“El fin corona la obra”, reza en latín, que es más grave, el colofón con que acaban todas sus ediciones unos amigos míos. Dándole vueltas, percibo en la indiferencia que ha rodeado el reciente óbito de Douglas Trumbull dicha coronación, conclusión lógica al estigma que pesó sobre este gran cineasta. La falta de las necrológicas que glosasen su obra, como merecía ese pilar de la ciencia ficción moderna que fue el finado —se han publicado reproducciones de teletipos y poco más—, equivale a decir que Trumbull se ha ido sin aplausos, sin lágrimas y, por supuesto, sin entrada en ningún panteón. Tuvo premios y reconocimientos por sus invenciones, pero al margen de la industria fílmica. Tuvo también un Oscar honorífico por sus aportaciones técnicas al cine, pero le fue concedido en 2012, trece años después de la muerte de Stanley Kubrick, quien le encumbró y le maldijo al comprender que la gloria de Trumbull iba en detrimento de la suya.

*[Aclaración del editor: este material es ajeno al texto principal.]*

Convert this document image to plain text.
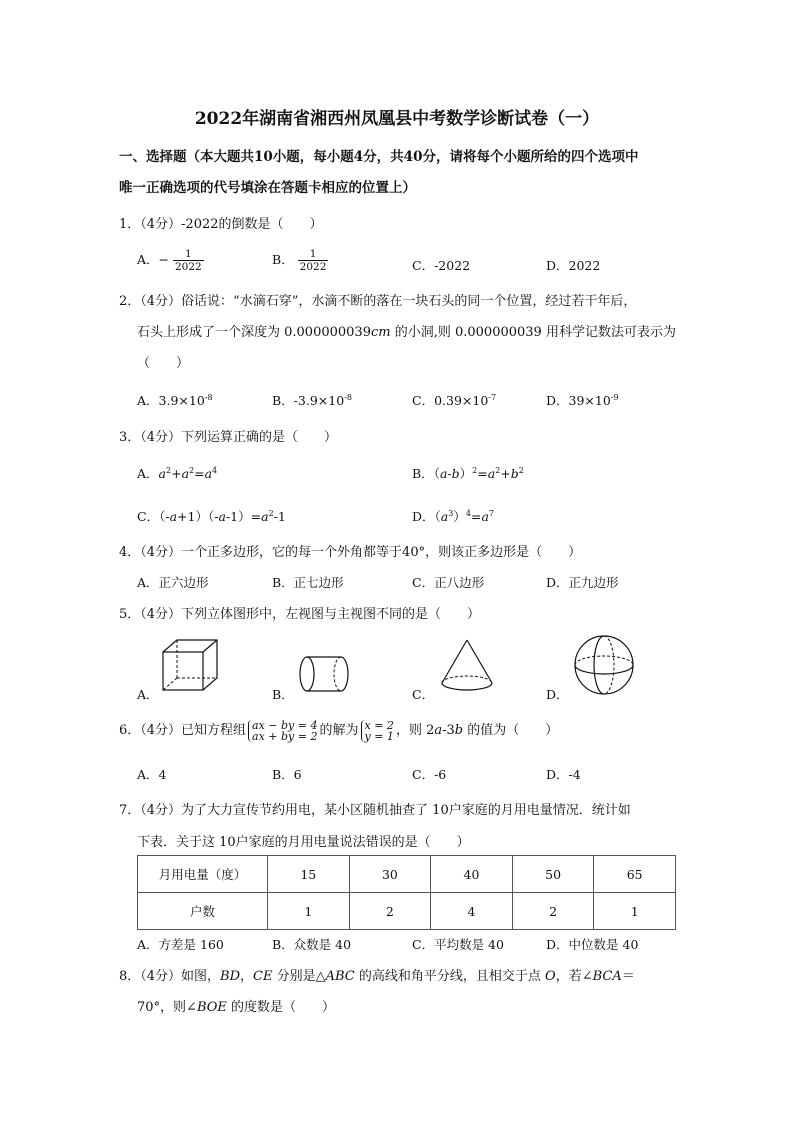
2022年湖南省湘西州凤凰县中考数学诊断试卷（一）
一、选择题（本大题共10小题，每小题4分，共40分，请将每个小题所给的四个选项中
唯一正确选项的代号填涂在答题卡相应的位置上）
1．（4分）-2022的倒数是（　　）
A．− $\frac{1}{2022}$	B． $\frac{1}{2022}$	C．-2022	D．2022
2．（4分）俗话说：“水滴石穿”，水滴不断的落在一块石头的同一个位置，经过若干年后，
石头上形成了一个深度为 0.000000039cm 的小洞,则 0.000000039 用科学记数法可表示为
（　　）
A．$3.9\times 10^{-8}$	B．$-3.9\times 10^{-8}$	C．$0.39\times 10^{-7}$	D．$39\times 10^{-9}$
3．（4分）下列运算正确的是（　　）
A．$a^2+a^2=a^4$	B．$(a-b)^2=a^2+b^2$
C．$(-a+1)(-a-1)=a^2-1$	D．$(a^3)^4=a^7$
4．（4分）一个正多边形，它的每一个外角都等于40°，则该正多边形是（　　）
A．正六边形	B．正七边形	C．正八边形	D．正九边形
5．（4分）下列立体图形中，左视图与主视图不同的是（　　）
A．	B．	C．	D．
6．（4分）已知方程组 ax − by = 4
ax + by = 2 的解为 x = 2
y = 1 ，则 2a-3b 的值为（　　）
A．4	B．6	C．-6	D．-4
7．（4分）为了大力宣传节约用电，某小区随机抽查了 10户家庭的月用电量情况．统计如
下表．关于这 10户家庭的月用电量说法错误的是（　　）
月用电量（度）	15	30	40	50	65
户数	1	2	4	2	1
A．方差是 160	B．众数是 40	C．平均数是 40	D．中位数是 40
8．（4分）如图，BD，CE 分别是△ABC 的高线和角平分线，且相交于点 O，若∠BCA＝
70°，则∠BOE 的度数是（　　）
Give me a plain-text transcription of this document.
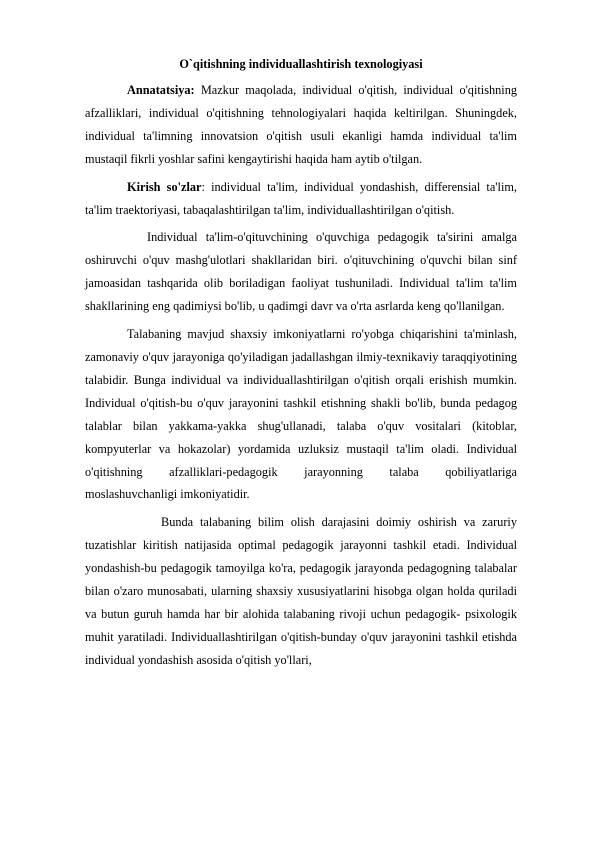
O`qitishning individuallashtirish texnologiyasi

Annatatsiya: Mazkur maqolada, individual o'qitish, individual o'qitishning afzalliklari, individual o'qitishning tehnologiyalari haqida keltirilgan. Shuningdek, individual ta'limning innovatsion o'qitish usuli ekanligi hamda individual ta'lim mustaqil fikrli yoshlar safini kengaytirishi haqida ham aytib o'tilgan.

Kirish so'zlar: individual ta'lim, individual yondashish, differensial ta'lim, ta'lim traektoriyasi, tabaqalashtirilgan ta'lim, individuallashtirilgan o'qitish.

Individual ta'lim-o'qituvchining o'quvchiga pedagogik ta'sirini amalga oshiruvchi o'quv mashg'ulotlari shakllaridan biri. o'qituvchining o'quvchi bilan sinf jamoasidan tashqarida olib boriladigan faoliyat tushuniladi. Individual ta'lim ta'lim shakllarining eng qadimiysi bo'lib, u qadimgi davr va o'rta asrlarda keng qo'llanilgan.

Talabaning mavjud shaxsiy imkoniyatlarni ro'yobga chiqarishini ta'minlash, zamonaviy o'quv jarayoniga qo'yiladigan jadallashgan ilmiy-texnikaviy taraqqiyotining talabidir. Bunga individual va individuallashtirilgan o'qitish orqali erishish mumkin. Individual o'qitish-bu o'quv jarayonini tashkil etishning shakli bo'lib, bunda pedagog talablar bilan yakkama-yakka shug'ullanadi, talaba o'quv vositalari (kitoblar, kompyuterlar va hokazolar) yordamida uzluksiz mustaqil ta'lim oladi. Individual o'qitishning afzalliklari-pedagogik jarayonning talaba qobiliyatlariga moslashuvchanligi imkoniyatidir.

Bunda talabaning bilim olish darajasini doimiy oshirish va zaruriy tuzatishlar kiritish natijasida optimal pedagogik jarayonni tashkil etadi. Individual yondashish-bu pedagogik tamoyilga ko'ra, pedagogik jarayonda pedagogning talabalar bilan o'zaro munosabati, ularning shaxsiy xususiyatlarini hisobga olgan holda quriladi va butun guruh hamda har bir alohida talabaning rivoji uchun pedagogik- psixologik muhit yaratiladi. Individuallashtirilgan o'qitish-bunday o'quv jarayonini tashkil etishda individual yondashish asosida o'qitish yo'llari,
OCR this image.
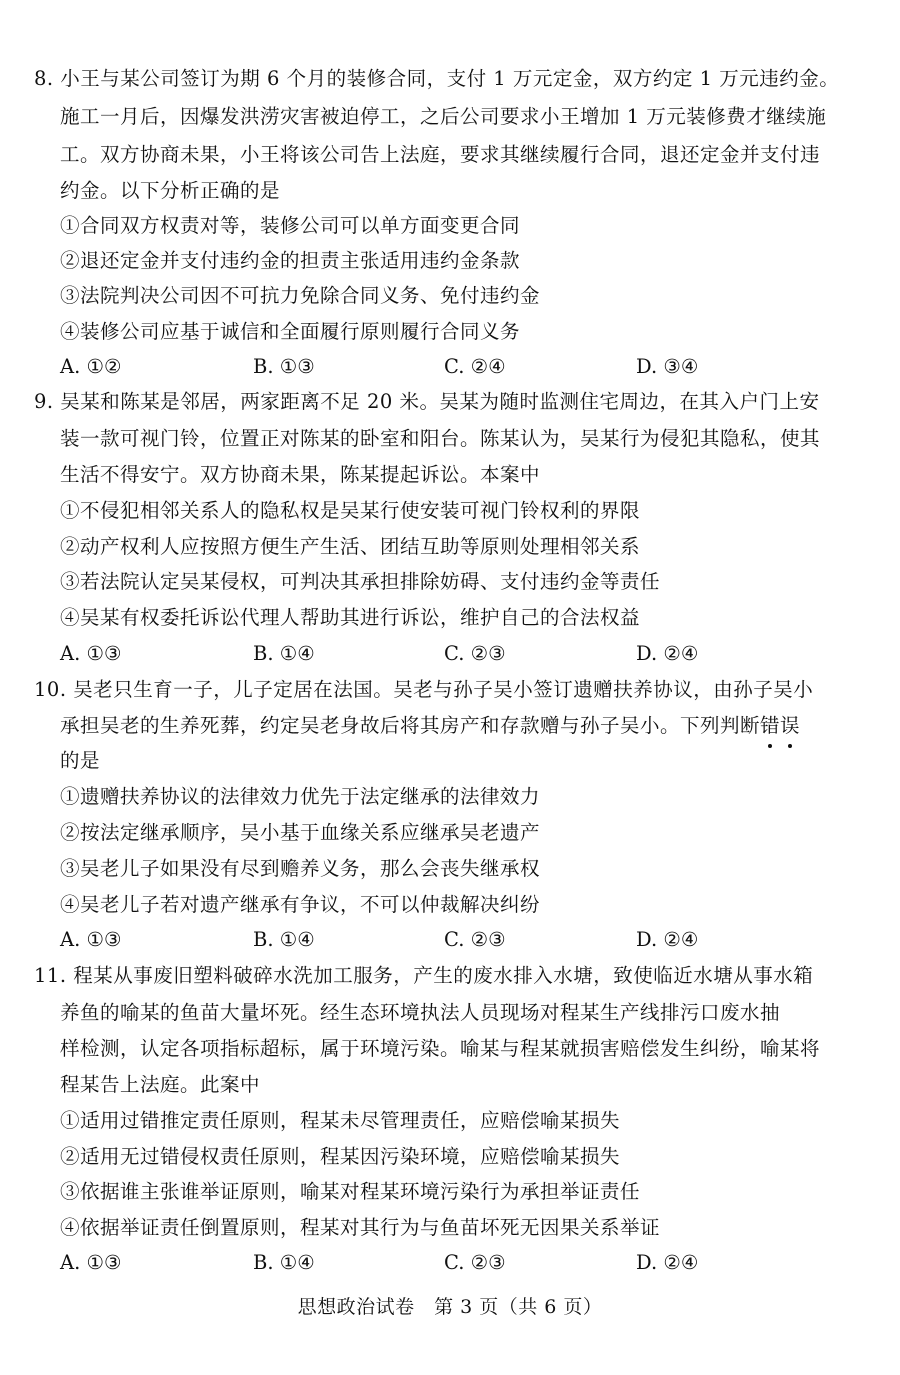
8. 小王与某公司签订为期 6 个月的装修合同，支付 1 万元定金，双方约定 1 万元违约金。
施工一月后，因爆发洪涝灾害被迫停工，之后公司要求小王增加 1 万元装修费才继续施
工。双方协商未果，小王将该公司告上法庭，要求其继续履行合同，退还定金并支付违
约金。以下分析正确的是
①合同双方权责对等，装修公司可以单方面变更合同
②退还定金并支付违约金的担责主张适用违约金条款
③法院判决公司因不可抗力免除合同义务、免付违约金
④装修公司应基于诚信和全面履行原则履行合同义务
A. ①②	B. ①③	C. ②④	D. ③④
9. 吴某和陈某是邻居，两家距离不足 20 米。吴某为随时监测住宅周边，在其入户门上安
装一款可视门铃，位置正对陈某的卧室和阳台。陈某认为，吴某行为侵犯其隐私，使其
生活不得安宁。双方协商未果，陈某提起诉讼。本案中
①不侵犯相邻关系人的隐私权是吴某行使安装可视门铃权利的界限
②动产权利人应按照方便生产生活、团结互助等原则处理相邻关系
③若法院认定吴某侵权，可判决其承担排除妨碍、支付违约金等责任
④吴某有权委托诉讼代理人帮助其进行诉讼，维护自己的合法权益
A. ①③	B. ①④	C. ②③	D. ②④
10. 吴老只生育一子，儿子定居在法国。吴老与孙子吴小签订遗赠扶养协议，由孙子吴小
承担吴老的生养死葬，约定吴老身故后将其房产和存款赠与孙子吴小。下列判断错误
的是
①遗赠扶养协议的法律效力优先于法定继承的法律效力
②按法定继承顺序，吴小基于血缘关系应继承吴老遗产
③吴老儿子如果没有尽到赡养义务，那么会丧失继承权
④吴老儿子若对遗产继承有争议，不可以仲裁解决纠纷
A. ①③	B. ①④	C. ②③	D. ②④
11. 程某从事废旧塑料破碎水洗加工服务，产生的废水排入水塘，致使临近水塘从事水箱
养鱼的喻某的鱼苗大量坏死。经生态环境执法人员现场对程某生产线排污口废水抽
样检测，认定各项指标超标，属于环境污染。喻某与程某就损害赔偿发生纠纷，喻某将
程某告上法庭。此案中
①适用过错推定责任原则，程某未尽管理责任，应赔偿喻某损失
②适用无过错侵权责任原则，程某因污染环境，应赔偿喻某损失
③依据谁主张谁举证原则，喻某对程某环境污染行为承担举证责任
④依据举证责任倒置原则，程某对其行为与鱼苗坏死无因果关系举证
A. ①③	B. ①④	C. ②③	D. ②④
思想政治试卷　第 3 页（共 6 页）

Para Douglas Trumbull, que también fue el precursor de los efectos visuales, no hay capítulo en la historia. Ha quedado en el limbo de los proscritos, tan maldito como lo fuera al final de sus días Georges Méliès, el padre de los efectos especiales. Maestro y pionero en varias técnicas, empleos e incluso asuntos, en todo ello vio frustradas, de una u otra manera y una tras otra, sus inquietudes.
Nacido en Los Ángeles en 1942, Trumbull era prácticamente un desconocido que manejaba el aerógrafo con un arte sobresaliente en un oscuro estudio de animación: Graphic Films. Una de las producciones de esta casa, To the Moon and Beyond (Con Pederson, 1964), habría de despuntar. Se trataba de un documental que, en principio, tenía su único atractivo en el hecho de estar narrado por Rod Sterling, el creador de La dimensión desconocida (1959-1964), toda una institución en la ciencia ficción catódica. Sin embargo, lo que llamó la atención de Stanley Kubrick fue la utilización del cinerama —el más entrañable de los grandes formatos de pantalla de entonces— por parte de Pederson. En líneas generales, se trataba de una inteligente revisión de la vieja técnica de la retroproyección —filmar nuevas vistas sobre otras proyectadas en segundo término—, pero a Kubrick le entusiasmó. Tanto fue así que contrató a Con Pederson —el director de Graphic Films— para la supervisión de los efectos especiales de 2001, una odisea del espacio (1968). Trumbull, ya interesado en esa “inmersión” de los espectadores en lo proyectado que habría de ser su quimera, no tardó en ofrecerse a Kubrick, y el maestro también se lo llevó.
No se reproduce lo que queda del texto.